The addition to the station will double its working capacity, since the new part will be entirely devoted to investigation, while in the two older buildings there are the public aquaria, the collecting department, and the library. Zoology, botany physiology, physiological-chemistry and psychology will benefit the world over by this enlargement of the Naples Station. Professor Dohrn deserves to be heartily congratulated that his labors have been crowned by success. May the time come before long when the station will be made symmetrical by the addition of a fourth building!

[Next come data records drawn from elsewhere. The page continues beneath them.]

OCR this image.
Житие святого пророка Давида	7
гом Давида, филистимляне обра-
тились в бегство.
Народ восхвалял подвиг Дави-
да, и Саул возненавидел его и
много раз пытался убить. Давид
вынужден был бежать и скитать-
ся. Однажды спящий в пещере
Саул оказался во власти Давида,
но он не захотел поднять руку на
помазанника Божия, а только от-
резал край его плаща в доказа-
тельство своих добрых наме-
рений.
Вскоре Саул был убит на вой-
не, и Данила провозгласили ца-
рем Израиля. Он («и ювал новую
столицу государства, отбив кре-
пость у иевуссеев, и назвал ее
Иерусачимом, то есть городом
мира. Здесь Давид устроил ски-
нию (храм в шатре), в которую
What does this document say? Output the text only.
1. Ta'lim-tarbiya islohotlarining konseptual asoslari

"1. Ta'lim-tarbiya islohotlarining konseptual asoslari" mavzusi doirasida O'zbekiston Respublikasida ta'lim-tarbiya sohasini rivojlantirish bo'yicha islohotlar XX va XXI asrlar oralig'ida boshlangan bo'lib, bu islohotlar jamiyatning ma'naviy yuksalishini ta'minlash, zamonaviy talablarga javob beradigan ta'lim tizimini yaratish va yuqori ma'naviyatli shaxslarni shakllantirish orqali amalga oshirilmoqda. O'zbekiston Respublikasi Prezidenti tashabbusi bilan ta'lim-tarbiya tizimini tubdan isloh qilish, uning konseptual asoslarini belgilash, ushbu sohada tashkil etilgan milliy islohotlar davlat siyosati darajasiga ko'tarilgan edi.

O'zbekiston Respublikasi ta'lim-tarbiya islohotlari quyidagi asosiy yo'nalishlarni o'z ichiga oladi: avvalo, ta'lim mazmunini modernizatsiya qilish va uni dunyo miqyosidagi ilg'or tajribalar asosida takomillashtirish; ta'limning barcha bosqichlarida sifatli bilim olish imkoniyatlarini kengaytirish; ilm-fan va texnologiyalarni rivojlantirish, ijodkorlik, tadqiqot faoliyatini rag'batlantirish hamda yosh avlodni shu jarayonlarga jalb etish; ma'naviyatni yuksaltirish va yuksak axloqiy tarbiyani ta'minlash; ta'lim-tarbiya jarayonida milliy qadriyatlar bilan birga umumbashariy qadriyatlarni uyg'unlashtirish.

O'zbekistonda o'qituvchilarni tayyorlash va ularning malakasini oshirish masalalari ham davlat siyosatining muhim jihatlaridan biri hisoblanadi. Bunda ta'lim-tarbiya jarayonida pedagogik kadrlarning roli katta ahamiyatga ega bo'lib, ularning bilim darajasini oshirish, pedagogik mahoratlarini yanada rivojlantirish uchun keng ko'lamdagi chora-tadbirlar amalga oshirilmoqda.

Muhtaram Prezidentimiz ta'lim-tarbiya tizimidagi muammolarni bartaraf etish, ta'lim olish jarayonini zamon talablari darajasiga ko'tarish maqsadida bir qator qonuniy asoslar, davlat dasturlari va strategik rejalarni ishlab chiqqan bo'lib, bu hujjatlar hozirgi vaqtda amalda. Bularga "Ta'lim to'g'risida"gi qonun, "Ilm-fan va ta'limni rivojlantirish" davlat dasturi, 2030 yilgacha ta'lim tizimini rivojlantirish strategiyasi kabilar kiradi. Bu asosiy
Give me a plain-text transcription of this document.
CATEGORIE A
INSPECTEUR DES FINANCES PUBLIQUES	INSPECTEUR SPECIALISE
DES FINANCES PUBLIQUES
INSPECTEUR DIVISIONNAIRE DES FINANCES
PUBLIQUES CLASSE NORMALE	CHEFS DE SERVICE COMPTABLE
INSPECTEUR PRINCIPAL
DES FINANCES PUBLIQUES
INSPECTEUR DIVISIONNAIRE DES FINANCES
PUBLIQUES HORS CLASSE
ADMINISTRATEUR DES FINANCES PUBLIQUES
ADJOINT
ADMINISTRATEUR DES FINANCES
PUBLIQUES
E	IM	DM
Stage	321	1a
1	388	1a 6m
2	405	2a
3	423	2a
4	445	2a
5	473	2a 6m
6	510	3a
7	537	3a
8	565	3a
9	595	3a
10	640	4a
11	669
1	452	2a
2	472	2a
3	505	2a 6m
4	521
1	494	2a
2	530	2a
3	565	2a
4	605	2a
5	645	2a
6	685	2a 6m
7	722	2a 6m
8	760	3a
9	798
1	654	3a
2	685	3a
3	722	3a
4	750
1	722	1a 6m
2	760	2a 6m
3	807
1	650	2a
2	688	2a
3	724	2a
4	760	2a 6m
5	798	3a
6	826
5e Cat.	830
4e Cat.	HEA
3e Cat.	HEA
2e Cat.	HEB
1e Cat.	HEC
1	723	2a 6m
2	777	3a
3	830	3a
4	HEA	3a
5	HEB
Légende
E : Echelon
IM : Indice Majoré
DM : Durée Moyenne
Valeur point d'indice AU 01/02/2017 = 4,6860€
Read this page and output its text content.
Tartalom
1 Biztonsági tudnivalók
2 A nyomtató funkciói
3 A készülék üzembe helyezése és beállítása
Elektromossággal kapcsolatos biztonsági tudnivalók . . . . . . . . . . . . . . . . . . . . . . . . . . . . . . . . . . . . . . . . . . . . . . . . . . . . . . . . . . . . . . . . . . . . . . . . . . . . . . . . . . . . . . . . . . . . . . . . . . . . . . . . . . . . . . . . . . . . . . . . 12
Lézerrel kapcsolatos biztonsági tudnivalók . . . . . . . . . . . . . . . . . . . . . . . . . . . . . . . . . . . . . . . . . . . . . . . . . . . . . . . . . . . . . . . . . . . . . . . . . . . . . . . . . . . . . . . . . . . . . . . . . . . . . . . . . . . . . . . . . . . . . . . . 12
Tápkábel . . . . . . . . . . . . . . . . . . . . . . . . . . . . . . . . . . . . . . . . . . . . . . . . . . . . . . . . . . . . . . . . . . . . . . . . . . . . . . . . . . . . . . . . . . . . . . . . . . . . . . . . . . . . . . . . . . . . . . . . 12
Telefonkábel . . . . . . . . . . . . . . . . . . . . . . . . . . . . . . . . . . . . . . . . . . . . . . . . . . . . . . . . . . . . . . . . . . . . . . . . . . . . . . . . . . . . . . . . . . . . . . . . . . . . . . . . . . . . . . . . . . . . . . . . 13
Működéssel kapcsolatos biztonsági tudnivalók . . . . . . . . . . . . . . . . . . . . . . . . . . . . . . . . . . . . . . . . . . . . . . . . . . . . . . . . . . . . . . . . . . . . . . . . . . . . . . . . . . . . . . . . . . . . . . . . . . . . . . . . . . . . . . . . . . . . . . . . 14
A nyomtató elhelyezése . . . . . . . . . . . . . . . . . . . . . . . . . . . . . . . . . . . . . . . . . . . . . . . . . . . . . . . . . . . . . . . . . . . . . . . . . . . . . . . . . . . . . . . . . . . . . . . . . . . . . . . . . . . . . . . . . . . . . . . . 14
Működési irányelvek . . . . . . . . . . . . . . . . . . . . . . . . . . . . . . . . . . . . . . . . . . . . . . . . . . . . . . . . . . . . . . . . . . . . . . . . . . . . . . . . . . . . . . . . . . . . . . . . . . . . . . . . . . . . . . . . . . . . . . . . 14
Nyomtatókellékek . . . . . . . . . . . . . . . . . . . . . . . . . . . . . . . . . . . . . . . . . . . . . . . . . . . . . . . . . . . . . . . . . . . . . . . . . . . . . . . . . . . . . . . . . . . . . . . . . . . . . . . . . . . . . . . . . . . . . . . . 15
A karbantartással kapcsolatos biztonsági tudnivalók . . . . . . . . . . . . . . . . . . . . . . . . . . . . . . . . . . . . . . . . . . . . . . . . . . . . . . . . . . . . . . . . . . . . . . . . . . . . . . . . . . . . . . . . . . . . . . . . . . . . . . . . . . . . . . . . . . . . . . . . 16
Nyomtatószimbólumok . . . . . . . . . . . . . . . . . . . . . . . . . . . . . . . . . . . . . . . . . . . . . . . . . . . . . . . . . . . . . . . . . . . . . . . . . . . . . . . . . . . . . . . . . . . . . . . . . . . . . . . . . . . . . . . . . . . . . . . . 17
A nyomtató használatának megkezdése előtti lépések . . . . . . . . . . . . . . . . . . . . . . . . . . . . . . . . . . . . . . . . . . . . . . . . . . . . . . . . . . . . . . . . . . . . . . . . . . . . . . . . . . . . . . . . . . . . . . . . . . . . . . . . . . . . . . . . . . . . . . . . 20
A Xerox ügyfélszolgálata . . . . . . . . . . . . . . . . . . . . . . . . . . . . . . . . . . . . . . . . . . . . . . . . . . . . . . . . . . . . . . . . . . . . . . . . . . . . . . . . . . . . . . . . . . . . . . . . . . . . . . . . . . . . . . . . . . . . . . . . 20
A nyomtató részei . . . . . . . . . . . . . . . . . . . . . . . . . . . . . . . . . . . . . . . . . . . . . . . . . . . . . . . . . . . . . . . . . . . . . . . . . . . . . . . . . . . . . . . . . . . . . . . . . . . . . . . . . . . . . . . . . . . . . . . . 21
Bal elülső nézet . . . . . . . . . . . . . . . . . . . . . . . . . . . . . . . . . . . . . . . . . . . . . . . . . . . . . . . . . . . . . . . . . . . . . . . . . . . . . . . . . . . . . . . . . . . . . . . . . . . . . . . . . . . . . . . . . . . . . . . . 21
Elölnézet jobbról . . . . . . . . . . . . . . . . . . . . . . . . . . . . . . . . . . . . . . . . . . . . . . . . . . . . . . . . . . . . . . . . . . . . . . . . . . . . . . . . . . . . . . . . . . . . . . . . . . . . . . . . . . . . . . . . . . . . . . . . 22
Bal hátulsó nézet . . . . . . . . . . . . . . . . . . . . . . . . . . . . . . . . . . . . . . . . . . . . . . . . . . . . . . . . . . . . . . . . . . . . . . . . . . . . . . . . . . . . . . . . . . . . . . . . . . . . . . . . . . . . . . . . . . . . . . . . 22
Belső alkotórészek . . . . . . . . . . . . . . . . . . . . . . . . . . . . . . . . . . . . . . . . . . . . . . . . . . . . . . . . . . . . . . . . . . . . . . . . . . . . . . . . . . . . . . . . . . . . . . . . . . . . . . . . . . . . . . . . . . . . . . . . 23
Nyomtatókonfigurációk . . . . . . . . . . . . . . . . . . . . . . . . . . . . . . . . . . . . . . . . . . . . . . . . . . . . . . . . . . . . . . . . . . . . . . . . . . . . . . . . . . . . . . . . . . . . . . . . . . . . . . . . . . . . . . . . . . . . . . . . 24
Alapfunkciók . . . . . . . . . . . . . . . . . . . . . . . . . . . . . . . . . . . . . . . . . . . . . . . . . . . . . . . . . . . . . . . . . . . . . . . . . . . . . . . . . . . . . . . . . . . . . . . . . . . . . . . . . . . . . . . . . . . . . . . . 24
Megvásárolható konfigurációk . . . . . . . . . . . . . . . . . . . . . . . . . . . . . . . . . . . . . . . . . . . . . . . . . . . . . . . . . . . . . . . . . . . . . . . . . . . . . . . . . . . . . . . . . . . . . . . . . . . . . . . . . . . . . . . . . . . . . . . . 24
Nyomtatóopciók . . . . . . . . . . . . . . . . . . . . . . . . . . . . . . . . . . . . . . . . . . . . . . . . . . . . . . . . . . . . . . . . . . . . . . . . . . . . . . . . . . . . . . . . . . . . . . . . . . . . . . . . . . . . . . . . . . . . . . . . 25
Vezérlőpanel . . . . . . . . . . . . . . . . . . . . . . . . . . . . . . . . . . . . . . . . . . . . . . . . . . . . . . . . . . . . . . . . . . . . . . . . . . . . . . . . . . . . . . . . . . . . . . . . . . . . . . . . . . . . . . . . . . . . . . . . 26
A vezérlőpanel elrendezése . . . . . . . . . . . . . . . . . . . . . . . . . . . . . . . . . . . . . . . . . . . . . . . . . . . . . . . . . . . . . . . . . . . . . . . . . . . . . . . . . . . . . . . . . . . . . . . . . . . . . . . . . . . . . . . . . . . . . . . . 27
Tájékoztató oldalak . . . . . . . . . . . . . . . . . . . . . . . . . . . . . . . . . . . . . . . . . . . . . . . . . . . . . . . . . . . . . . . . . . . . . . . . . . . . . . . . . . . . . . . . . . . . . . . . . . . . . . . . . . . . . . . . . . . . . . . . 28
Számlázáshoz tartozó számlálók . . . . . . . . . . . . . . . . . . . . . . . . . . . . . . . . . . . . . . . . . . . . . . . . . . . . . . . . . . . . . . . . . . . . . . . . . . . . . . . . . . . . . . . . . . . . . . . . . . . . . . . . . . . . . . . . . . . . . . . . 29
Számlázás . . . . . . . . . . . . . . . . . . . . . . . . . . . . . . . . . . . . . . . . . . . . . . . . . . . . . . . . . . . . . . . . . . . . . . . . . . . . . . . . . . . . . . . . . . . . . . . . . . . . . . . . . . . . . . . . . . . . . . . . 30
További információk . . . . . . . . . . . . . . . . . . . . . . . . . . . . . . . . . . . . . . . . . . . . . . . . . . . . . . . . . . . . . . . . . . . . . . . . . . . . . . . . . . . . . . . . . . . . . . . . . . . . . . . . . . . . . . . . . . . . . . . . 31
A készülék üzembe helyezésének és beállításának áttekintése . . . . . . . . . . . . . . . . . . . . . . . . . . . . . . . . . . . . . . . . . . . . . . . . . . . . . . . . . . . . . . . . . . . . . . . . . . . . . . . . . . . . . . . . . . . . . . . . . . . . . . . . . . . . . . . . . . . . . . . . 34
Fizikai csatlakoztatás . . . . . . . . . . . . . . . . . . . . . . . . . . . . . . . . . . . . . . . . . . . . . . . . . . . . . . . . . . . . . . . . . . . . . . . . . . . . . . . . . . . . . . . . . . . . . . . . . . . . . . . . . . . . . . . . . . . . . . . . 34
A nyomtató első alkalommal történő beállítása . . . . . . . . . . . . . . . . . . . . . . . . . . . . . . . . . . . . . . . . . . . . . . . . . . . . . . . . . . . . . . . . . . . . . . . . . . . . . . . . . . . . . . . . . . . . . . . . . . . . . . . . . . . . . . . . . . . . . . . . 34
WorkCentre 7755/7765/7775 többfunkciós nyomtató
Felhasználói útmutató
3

The Proposed Enlargement of the Naples Station.

ARE SOLUTIONS MECHANICAL MIXTURES OR NEW SUBSTANCES?

In a recent volume Duhem sketches the development of our ideas in regard to solutions. If we drop a lump of sugar into a glass of water, the sugar disappears and we have in the tumbler a colorless liquid which looks like water, but which has a different taste. We are all agreed as to the fact, but there has always been a difference of opinion as to what became of the sugar. One view is that the sugar and water are still there, but so finely divided that we do not see the sugar. If we grind a little dry sugar together with a good deal of charcoal, we get a black mixture in which the eye does not detect the sugar though the sugar is unqestionably there. Another view is that we have neither water nor sugar in the tumbler, but a new substance having properties differing more or less completely from those of the sugar and water. This is the view that we take in regard to sugar itself when we speak of it as made up of charcoal and water. The first view, of a mechanical mixture, was held by the Greek atomistic philosophers under Epicurus while the second view was defended by Aristotle and the peripatetic philosophers. Through the Middle Ages, the views of Aristotle prevailed; but Bacon and Descartes brought the atomistic view to the front again, while Newton modified the views of Descartes by substituting assumptions in regard to mutual attractions and repulsions for assumptions as to the shape of the atoms. In the second half of the nineteenth century, the application of thermodynamics to chemistry has led to the discovery of new laws, and these discoveries have been made without assuming anything in regard to atoms. The natural tendency is therefore to reject the atomic theory as a superfluous hypothesis. The only distinction that we can draw between chemical compounds, like sugar or salt, and solutions, such as a mixture of sugar and water, is that the composition of the solutions can vary continuously while the composition of the compounds can not. The natural inference is that solutions are to be looked upon as compounds or new substances with varying composition. The scientific world has thus come back to the view of Aristotle. The matter stands now as it stood centuries ago. One school still holds the views of Epicurus, another stands ready to break a cudgel for Aristotle. Even now we do not know what happens when we put sugar in our coffee though we know why we do so—except where it is merely a matter of habit.

SCIENTIFIC ITEMS.

We regret to record the death of Professor Henry Mitchell, the eminent engineer, and of Major Walter Reed, well known for his researches on the relation of the mosquito to yellow fever.

Dr. W J McGee, ethnologist in charge, Bureau of American Ethnology, has been appointed to represent the United States on the American International Archeological Commission.—Professor J. Willard Gibbs, of Yale University, has been elected a corresponding member of the Munich Academy of Science.

It is reported that the Nobel prizes for this year will be awarded as follows: In chemistry, to Professor Emil Fischer, of Berlin; in physics, to Professor S. A. Arrhenius, of Stockholm; in medicine, to Professor Niels E. Finsen, of Copenhagen, and to Major Ronald Ross, of Liverpool. The value of these prizes, it will be remembered, is about $40,000 each.